付録として,人名および地名の各言語間での対照表のほか,中国・朝鮮の歴史用語集を収録した.本辞典では,中国・朝鮮などの漢字で表記された官職・官庁名などは,原則として現代日本語に翻訳することをせず,漢字表記をそのまま採用している.用語集はそれらを理解するための一助として付したものである.
本辞典の編集に当たっては,各界の専門家800余名の協力を得た.項目リストの作成から立項する項目の決定,校閲・執筆,校正に至るまで膨大な作業を熱心に進めていただいた.芳名と本辞典における担当領域の一覧を掲げ,ご協力に対し深甚なる謝意を表する.また,『西洋人名』,同増補版に協力いただいた方々の芳名を再録し,あらためてお礼を申し上げる.校閲・執筆者以外にも,本辞典の完成は多くの方々の支援に負っており,あわせて謝意を表するものである.

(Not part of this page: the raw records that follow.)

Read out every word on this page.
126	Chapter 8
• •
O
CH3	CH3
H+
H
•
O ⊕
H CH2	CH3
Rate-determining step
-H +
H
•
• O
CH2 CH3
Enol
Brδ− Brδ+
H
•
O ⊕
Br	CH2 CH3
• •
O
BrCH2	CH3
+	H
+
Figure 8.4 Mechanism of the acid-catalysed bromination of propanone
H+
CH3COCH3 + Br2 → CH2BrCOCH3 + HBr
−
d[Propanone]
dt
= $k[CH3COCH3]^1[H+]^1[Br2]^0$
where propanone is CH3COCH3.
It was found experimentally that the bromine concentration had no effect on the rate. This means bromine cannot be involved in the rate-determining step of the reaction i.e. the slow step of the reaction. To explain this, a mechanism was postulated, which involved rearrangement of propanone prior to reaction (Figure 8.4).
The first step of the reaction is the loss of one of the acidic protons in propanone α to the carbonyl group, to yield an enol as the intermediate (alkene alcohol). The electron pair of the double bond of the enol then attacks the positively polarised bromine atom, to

いま本辞典を開いてみると,収録された人々は,地域・時代・分野はもちろん,事績や後世の評価においても実に多様である.いかに壮大な事業も,いかに長期にわたる歴史の潮流も,これら個々人の営為が蓄積されたものであるという事実にあらためて気づかされる.
小社の創業百年に刊行される本辞典が,個々の人名について知り,ひいては歴史と現代を 理解するための手引きとして,広く読者に迎えられることを願っている.